Serious Adverse Event in a Clinical Trial of Gene Therapy for the X-Linked Form of Severe Combined Immune Deficiency Disease (X-SCID)
January 15, 2003:

Answer 35

B. U.S. officials suspend 27 more gene therapy studies while they investigate a possible serious risk: A second toddler cured of the deadly “bubble boy disease” by gene therapy in France has come down with an apparent leukemia-like side effect.
Two serious adverse events were observed in the clinical trial of gene therapy for the X-linked form of severe combined immune deficiency disease (XSCID) being performed by Alain Fischer, MD and colleagues at the Hôpital Necker Enfants Malade, Paris, France. In October, 2002 one of the subjects developed what appears to be T cell leukemia-like illness, about three years after the gene therapy procedure.
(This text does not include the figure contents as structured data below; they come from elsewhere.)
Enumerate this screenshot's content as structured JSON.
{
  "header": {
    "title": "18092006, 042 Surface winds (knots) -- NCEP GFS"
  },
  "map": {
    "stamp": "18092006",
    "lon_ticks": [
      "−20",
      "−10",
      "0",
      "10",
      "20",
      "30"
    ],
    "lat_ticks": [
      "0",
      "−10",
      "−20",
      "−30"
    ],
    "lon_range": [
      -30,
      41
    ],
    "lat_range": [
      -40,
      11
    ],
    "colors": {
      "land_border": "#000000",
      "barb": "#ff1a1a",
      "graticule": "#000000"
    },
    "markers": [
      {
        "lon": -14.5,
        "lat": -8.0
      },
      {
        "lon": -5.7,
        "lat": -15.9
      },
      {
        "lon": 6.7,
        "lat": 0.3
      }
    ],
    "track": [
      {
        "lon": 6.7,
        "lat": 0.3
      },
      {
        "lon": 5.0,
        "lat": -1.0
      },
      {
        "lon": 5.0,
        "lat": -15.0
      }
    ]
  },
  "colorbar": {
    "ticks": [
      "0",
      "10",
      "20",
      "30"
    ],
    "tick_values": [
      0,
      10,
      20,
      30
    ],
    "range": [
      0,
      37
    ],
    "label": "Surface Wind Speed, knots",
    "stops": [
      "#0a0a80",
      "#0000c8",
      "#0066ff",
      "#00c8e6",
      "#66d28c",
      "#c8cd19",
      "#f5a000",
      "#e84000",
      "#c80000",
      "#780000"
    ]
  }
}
The child is now receiving chemotherapy. A second child was diagnosed with a similar leukemia in December 2002. The cause of this leukemia appears to be consequence of a process termed “insertional oncogenesis.” Insertional oncogenesis has been previously thought to be a very unlikely but possible risk with the type of vector used in this study, since these vectors cannot reproduce themselves and so cannot repeatedly insert into the cell’s chromosomes, the process that is most likely to lead to a malignant change. No evidence of leukemias or other forms of cancer were seen in the extensive pre-clinical studies performed before the trial was begun. Although no similar adverse event has been thought to be related to the gene therapy in more than 100 patients, the success rate and detail of follow-up has been much more extensive in the Fischer trial. This risk of cancer as an adverse side-effect of gene therapy is stated explicitly in the informed consent statements that describe the risks and potential benefits to patients and their families.

Question 36

Take home message #3: As with all clinical research, patient safety is of paramount importance and all possible efforts must be made to minimize risks.

Answer 36

Take home message #3: As with all clinical research, patient safety is of paramount importance and all possible efforts must be made to minimize risks.

Question 37

Factors that will influence the development of gene therapy in the future include:

Answer 37

A. Optimizing vector safety to reduce adverse event risk
B. Overcoming the technological obstacles
C. Additional analysis of the human genome, including understanding of microRNAs
D. Expansion of the diagnostic industry
E. Reducing risk to patients which is essential for public acceptance of gene therapy

Question 38

CRISPR/Cas

Answer 38

A revolutionary new development for gene therapy applications

The CRISPR-Cas9 system allows for specific gene editing (silencing, enhancing or exchanging genes). By expressing Cas9 and specifically designed CRISPRs, any organism’s genome can be cut at any desired location allowing specific replacement of a defective gene with a functional gene.